Mémoires posthumes de Braz Cubas/Chapitre 023

Traduction par Adrien Delpech.
Garnier Frères (p. 110-113).


XXIII

Triste, mais court


J’arrivai, et je ne nie point qu’en apercevant la ville natale j’éprouvai une sensation inconnue, non pas devant ma patrie politique, mais devant le séjour de mon enfance, la rue, la tour, la fontaine publique, la femme en mantille, le noir manœuvre, les choses et les scènes de mon enfance, demeurées gravées dans ma mémoire. C’était une renaissance. L’esprit, comme un oiseau indifférent à la direction des années, prit son vol dans la direction de la fontaine originelle, et alla boire l’eau fraîche et pure, pure encore du limon de la vie.

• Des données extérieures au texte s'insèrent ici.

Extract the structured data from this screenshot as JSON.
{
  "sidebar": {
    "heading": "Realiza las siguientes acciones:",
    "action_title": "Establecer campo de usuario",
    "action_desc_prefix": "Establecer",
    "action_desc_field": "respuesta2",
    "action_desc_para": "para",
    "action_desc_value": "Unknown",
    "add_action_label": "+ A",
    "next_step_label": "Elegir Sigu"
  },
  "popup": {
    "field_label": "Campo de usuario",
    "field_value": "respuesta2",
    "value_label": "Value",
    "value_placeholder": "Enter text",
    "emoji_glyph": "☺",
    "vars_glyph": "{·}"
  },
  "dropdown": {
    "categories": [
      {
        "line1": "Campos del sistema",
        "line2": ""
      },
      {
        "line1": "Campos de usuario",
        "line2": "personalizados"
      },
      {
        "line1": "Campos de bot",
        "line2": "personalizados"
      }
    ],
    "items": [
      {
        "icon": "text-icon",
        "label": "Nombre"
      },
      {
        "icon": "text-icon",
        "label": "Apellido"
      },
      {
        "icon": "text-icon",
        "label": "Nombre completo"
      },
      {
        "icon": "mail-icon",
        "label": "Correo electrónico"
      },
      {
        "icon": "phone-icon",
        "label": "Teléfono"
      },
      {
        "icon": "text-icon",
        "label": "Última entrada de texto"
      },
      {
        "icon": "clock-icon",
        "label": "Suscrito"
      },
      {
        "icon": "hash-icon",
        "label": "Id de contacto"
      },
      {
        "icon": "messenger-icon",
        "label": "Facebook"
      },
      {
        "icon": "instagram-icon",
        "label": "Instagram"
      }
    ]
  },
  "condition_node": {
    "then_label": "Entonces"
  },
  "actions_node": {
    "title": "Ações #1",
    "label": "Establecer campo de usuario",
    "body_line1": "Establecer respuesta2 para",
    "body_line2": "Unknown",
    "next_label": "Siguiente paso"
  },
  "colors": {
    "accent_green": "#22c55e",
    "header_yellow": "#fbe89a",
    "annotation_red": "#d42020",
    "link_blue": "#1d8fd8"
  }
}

Remarquez qu’il y a ici un lieu commun. Un autre lieu commun, c’est la consternation de ma famille. Mon père m’embrassa en pleurant : « Ta mère est condamnée », me dit-il. Ce n’était plus le rhumatisme qui la minait, mais un cancer à l’estomac. La malheureuse souffrait d’une façon cruelle, car le cancer est indifférent aux vertus de l’individu. Quand il peut ronger, il ronge, c’est son métier. Ma sœur Sabine, déjà mariée avec Cotrin, tombait de fatigue. Elle dormait à peine trois heures par nuit, la pauvre enfant. L’oncle Jean lui-même paraissait triste et abattu. Dona Eusebia et d’autres femmes assistaient aussi la malade, et se montraient non moins tristes et non moins dévouées !

— Mon fils !…

La douleur cessa pour un instant de tenailler sa victime. Un sourire illumina sa face, sur laquelle la mort étendait déjà son aile. Ce n’était déjà plus un visage. La beauté avait fui comme une aurore brillante. Il ne restait que les os, qui, eux, ne maigrissent pas. J’avais peine à la reconnaître, après huit ou neuf ans de séparation. Agenouillé au pied de son lit, ses mains entre les miennes, je demeurais immobile, sans oser prononcer une parole qui eût été un sanglot. Or, nous essayions de lui cacher son état et la proximité de sa fin. Elle ne s’illusionnait point cependant. Elle sentait venir la mort ; elle me le dit, et son pressentiment se réalisa le lendemain matin.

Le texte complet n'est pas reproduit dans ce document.